How do I explain the 'rough' conduct of moroccan boys? The Moroccan boy is expected by his mother to be spontaneous, demanding and egotistical. The boy is king. The mother is of lowly status. The father has either gone off with another woman or is out at the cafe or is somewhere else. "The father typically remains absent from the household through major portions of each day in his child's life," according to 'Images and Self Images' by Dwyer (Columbia University press). The father and the mother seldom love each other. Their marriage was one of convenience.

13. Morocco is for the holiday that is exciting and adventurous. It is a trip into the Third World. It is not necessarily going to be stress-free. Morocco needs tourists. It's economy is in trouble and tourism is one o f the few areas where expansion can take place.

But, not all Moroccans welcome tourists!
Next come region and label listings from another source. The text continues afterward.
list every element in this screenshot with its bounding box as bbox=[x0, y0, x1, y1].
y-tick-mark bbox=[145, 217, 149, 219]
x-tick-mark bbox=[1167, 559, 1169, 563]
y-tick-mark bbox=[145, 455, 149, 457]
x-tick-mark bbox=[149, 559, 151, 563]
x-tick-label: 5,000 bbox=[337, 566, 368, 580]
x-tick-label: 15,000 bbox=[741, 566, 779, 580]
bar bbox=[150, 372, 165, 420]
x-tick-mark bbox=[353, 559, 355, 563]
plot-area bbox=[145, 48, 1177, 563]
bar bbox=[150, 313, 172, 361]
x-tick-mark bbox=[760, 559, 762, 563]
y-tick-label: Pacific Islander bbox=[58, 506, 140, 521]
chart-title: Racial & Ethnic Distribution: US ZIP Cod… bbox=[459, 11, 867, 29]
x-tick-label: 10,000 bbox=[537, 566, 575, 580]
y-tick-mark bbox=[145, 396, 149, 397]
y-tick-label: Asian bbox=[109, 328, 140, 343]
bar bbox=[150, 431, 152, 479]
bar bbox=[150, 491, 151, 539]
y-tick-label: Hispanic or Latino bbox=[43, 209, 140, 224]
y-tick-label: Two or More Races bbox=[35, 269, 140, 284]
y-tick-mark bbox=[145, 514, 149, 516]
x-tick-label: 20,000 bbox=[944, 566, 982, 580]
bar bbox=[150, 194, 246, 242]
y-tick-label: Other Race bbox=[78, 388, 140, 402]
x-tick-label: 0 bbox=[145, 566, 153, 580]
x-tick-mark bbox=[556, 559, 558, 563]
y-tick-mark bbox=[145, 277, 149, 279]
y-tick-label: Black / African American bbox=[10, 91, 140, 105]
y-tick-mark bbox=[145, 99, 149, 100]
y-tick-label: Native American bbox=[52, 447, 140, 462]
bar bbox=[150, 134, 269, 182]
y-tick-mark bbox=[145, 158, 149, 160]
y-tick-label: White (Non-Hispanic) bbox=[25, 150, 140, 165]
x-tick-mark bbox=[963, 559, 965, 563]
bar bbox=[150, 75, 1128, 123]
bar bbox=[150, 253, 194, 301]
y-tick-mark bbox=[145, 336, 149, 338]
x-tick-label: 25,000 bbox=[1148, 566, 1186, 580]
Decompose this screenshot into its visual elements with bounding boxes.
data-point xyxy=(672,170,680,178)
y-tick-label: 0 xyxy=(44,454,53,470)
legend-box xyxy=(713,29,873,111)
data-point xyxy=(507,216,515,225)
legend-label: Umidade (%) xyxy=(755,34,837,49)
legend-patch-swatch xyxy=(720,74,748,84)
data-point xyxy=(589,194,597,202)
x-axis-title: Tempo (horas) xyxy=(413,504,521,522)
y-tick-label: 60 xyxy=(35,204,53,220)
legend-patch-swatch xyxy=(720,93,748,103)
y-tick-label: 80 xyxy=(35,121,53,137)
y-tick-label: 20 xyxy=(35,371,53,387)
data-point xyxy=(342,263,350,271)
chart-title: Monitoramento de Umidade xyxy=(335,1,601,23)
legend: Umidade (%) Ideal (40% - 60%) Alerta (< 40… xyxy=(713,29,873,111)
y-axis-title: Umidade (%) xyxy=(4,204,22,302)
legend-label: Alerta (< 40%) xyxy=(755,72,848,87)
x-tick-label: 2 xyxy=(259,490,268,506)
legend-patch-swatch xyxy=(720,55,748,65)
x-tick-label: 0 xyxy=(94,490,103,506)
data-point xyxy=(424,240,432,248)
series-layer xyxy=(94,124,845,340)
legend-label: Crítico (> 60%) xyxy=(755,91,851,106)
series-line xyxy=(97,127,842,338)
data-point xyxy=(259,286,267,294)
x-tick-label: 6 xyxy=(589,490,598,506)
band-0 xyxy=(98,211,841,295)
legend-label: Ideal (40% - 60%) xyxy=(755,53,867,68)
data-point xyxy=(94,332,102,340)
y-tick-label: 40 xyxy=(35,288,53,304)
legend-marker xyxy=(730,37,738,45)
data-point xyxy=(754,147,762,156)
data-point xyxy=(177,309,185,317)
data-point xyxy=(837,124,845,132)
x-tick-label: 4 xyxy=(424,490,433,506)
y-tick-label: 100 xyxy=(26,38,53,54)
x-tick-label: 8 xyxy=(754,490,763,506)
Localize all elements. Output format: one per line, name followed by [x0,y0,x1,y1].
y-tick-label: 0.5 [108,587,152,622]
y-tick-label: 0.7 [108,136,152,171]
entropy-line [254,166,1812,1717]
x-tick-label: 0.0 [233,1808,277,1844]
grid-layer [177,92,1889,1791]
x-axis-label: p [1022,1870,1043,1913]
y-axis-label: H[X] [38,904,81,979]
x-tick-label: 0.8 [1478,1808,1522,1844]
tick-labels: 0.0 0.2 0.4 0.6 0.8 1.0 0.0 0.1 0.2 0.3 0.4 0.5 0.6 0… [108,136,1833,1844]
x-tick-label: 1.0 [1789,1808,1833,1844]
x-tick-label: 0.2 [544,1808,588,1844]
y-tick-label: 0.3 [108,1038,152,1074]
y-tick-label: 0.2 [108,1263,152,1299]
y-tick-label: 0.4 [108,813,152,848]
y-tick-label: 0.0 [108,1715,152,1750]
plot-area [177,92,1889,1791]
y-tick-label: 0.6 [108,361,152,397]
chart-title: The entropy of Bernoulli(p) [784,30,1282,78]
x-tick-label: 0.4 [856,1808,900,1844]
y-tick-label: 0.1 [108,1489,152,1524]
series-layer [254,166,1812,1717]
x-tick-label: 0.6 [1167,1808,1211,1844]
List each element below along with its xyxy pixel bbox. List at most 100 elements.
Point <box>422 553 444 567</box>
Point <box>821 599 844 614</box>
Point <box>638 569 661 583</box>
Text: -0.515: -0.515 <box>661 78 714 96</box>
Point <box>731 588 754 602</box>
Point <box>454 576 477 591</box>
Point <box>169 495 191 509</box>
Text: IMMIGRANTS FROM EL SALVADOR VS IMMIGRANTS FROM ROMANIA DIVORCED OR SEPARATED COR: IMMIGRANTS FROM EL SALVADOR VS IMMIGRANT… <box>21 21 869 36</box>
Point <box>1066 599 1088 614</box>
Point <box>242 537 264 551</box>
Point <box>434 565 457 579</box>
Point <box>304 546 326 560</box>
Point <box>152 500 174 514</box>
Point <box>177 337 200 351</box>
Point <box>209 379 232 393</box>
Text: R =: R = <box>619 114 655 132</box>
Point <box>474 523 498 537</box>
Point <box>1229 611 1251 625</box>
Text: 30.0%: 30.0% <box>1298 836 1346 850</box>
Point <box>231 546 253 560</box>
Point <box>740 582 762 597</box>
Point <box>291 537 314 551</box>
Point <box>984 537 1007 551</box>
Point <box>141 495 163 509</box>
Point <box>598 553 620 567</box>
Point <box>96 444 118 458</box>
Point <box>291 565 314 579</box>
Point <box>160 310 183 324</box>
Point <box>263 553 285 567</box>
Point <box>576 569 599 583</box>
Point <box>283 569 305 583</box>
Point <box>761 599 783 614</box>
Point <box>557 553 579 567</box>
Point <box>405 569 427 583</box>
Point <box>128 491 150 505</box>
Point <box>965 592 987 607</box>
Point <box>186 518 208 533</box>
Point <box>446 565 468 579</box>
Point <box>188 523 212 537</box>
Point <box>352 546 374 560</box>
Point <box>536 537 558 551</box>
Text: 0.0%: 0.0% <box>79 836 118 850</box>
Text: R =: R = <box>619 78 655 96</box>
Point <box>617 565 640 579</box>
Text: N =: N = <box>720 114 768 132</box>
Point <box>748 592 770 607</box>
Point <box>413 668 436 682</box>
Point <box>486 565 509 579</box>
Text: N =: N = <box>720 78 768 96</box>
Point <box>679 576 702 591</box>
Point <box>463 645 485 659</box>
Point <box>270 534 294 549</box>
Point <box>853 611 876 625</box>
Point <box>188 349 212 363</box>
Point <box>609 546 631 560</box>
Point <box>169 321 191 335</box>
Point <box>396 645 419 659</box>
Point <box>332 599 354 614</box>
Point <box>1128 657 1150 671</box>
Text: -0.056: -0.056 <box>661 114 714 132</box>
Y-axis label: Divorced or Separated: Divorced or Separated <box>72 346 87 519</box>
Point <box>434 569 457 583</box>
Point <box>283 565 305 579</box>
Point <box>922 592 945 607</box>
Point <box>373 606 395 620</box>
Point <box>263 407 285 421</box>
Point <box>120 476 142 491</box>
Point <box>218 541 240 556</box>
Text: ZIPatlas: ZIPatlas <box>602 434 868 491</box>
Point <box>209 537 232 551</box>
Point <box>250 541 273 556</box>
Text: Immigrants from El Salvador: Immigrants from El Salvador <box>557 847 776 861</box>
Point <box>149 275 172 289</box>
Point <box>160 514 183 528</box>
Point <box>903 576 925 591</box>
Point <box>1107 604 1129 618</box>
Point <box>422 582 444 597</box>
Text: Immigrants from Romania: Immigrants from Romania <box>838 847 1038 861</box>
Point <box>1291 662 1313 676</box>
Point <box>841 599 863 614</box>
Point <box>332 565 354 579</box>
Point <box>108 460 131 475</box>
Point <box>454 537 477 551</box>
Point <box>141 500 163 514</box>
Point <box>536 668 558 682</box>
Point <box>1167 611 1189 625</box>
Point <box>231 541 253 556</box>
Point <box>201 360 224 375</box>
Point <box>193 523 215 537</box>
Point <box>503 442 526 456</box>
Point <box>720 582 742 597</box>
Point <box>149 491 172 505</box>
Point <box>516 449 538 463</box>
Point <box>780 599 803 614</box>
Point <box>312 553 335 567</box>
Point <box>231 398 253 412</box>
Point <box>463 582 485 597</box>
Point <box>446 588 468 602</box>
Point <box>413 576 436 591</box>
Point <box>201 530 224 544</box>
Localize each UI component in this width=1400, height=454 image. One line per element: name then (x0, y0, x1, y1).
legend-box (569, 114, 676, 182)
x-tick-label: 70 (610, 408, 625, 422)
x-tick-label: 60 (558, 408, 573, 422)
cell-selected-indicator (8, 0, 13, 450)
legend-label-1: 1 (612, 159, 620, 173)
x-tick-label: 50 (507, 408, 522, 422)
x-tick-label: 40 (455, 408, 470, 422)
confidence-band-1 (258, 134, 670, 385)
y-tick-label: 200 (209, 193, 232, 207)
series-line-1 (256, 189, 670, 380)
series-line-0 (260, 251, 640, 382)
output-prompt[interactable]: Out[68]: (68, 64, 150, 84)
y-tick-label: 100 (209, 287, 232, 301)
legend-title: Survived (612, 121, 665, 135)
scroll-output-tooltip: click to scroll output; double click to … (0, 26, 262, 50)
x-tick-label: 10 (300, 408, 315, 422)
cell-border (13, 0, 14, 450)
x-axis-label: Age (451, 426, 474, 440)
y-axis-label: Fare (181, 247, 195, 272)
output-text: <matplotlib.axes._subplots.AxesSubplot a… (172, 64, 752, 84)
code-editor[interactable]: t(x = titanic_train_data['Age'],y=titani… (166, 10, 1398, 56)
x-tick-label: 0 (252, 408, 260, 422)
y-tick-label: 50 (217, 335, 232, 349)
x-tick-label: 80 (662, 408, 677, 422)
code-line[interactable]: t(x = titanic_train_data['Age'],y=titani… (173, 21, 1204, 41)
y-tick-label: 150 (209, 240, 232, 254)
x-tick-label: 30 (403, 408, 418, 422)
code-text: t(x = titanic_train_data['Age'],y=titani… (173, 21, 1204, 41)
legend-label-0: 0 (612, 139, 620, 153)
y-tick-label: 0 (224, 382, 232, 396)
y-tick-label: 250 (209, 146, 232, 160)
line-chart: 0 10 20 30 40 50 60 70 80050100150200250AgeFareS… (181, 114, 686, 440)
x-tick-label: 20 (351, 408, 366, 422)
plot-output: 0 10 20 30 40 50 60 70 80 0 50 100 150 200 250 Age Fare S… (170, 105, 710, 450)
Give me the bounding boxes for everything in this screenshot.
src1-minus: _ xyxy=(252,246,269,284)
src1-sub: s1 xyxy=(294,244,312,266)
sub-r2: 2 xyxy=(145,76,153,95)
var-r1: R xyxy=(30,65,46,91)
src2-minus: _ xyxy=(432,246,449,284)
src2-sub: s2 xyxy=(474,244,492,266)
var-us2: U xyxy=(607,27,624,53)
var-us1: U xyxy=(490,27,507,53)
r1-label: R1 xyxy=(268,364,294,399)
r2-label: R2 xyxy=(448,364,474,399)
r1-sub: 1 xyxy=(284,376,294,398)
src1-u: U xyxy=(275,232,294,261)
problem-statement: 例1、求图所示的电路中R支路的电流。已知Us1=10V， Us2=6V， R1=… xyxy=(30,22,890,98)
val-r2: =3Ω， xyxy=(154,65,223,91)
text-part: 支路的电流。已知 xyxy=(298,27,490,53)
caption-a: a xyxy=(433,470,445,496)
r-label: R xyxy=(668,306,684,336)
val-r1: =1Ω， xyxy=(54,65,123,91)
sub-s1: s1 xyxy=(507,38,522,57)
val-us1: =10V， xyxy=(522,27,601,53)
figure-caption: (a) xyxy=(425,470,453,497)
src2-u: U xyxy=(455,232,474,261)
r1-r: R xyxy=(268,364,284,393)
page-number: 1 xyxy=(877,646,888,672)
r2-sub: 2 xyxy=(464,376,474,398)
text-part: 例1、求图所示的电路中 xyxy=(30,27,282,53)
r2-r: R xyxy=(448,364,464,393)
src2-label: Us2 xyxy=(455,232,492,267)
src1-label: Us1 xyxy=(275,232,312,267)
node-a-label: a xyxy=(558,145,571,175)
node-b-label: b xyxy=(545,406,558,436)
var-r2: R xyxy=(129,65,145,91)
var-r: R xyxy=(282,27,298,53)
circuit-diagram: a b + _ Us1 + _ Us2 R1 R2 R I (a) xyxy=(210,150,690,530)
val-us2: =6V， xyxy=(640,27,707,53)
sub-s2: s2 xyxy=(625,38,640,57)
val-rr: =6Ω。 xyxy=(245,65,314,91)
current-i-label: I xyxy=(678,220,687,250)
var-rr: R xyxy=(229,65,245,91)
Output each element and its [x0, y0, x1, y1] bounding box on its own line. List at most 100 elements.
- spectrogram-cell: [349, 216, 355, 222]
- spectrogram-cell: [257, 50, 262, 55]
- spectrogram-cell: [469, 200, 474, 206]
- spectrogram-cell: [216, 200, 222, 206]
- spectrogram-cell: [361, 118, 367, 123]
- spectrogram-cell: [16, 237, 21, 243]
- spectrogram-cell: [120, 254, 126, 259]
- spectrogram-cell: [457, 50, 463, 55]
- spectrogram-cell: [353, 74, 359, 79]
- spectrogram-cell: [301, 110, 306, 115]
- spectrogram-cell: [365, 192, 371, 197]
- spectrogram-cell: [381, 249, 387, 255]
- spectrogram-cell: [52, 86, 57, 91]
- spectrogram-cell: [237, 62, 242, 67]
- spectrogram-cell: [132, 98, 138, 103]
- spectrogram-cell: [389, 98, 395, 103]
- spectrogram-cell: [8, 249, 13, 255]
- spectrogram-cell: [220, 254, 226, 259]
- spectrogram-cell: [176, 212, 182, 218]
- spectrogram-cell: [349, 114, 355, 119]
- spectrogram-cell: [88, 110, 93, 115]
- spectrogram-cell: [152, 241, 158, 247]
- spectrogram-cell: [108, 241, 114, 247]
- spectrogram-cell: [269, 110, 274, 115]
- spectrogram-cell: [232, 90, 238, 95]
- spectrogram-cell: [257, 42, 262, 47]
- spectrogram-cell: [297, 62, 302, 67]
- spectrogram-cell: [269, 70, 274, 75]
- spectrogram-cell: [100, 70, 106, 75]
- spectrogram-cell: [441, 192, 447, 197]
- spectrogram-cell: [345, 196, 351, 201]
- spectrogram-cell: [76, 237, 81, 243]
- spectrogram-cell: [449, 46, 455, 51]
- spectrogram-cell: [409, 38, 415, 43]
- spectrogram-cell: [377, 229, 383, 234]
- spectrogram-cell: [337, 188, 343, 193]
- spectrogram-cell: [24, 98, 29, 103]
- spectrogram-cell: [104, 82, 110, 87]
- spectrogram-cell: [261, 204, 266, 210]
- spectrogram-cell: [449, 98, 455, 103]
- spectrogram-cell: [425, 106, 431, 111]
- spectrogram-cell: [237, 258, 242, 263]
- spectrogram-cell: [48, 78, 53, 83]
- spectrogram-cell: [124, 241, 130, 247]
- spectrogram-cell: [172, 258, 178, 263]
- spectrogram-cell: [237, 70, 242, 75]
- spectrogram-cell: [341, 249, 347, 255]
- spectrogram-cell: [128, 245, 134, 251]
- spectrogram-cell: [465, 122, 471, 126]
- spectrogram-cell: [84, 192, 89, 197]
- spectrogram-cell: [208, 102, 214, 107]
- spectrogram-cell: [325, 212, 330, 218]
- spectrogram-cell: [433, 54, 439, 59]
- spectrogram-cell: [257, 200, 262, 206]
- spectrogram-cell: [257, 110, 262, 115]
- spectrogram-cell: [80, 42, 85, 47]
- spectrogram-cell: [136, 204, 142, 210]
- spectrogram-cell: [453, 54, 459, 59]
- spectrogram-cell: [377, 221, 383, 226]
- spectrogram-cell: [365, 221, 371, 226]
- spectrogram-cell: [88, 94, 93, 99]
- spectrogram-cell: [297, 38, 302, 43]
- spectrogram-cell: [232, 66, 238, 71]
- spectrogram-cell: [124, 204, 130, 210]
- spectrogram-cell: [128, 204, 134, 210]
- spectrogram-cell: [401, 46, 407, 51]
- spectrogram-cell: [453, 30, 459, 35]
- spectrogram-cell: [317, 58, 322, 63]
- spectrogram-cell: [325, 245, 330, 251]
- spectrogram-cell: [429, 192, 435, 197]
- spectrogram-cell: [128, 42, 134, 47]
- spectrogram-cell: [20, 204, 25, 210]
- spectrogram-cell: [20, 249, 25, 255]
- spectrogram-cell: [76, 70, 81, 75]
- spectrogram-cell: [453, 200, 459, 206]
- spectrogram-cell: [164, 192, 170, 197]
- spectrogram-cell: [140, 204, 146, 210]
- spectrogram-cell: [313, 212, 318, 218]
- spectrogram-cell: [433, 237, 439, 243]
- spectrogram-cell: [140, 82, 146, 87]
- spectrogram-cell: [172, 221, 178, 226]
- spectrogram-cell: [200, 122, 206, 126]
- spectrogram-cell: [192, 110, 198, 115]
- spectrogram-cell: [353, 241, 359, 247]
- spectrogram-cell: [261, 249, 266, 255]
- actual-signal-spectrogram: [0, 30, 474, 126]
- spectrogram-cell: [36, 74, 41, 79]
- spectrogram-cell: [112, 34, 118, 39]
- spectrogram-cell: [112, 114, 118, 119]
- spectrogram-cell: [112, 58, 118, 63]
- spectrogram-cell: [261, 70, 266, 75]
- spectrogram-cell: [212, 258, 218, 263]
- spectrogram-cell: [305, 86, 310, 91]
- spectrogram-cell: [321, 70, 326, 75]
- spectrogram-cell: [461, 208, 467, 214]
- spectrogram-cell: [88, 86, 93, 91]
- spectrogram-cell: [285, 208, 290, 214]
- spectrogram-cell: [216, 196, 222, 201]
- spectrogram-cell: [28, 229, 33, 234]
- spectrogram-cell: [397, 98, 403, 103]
So, it is probably best to avoid places like Casablanca, because of the violent crime, and Tangier, because of the hustlers and occasional muggings (I got mugged at knifepoint on a main street in Tangier in broad daylight).

Agadir is generally geared up for sunshine worshippers, but is not very Moroccan. You'd be better off in the Canary Islands.

Fes is fascinating, but expect a lot of hassle and a lot of litter and filth. An Imperial Cities Tour would be a good bet as you would be escorted most of the time.

Marrakech is probably your best bet, but go with an organised tour which will protect you from hassles. Choose your hotel carefully. Generally the higher the price, the better the hotel!

Ouarzazate would be a bit too hot for my liking, but you might like it. Don't expect to find much to do, other than organised trips.

Essaouira is a pleasant fishing village. But you might get bored after a week.

Taroudannt is a good base for organised excursions into the mountains, but the town itself has little to offer. There are lots of 'adventure' trips into the mountains. Remember it can be cold and primitive up in these hills full of scorpions. And there are few toilets.

14. Most Moroccans, especially those over 40 years of age, are reasonably kind and helpful. Don't be put off by the stone throwers.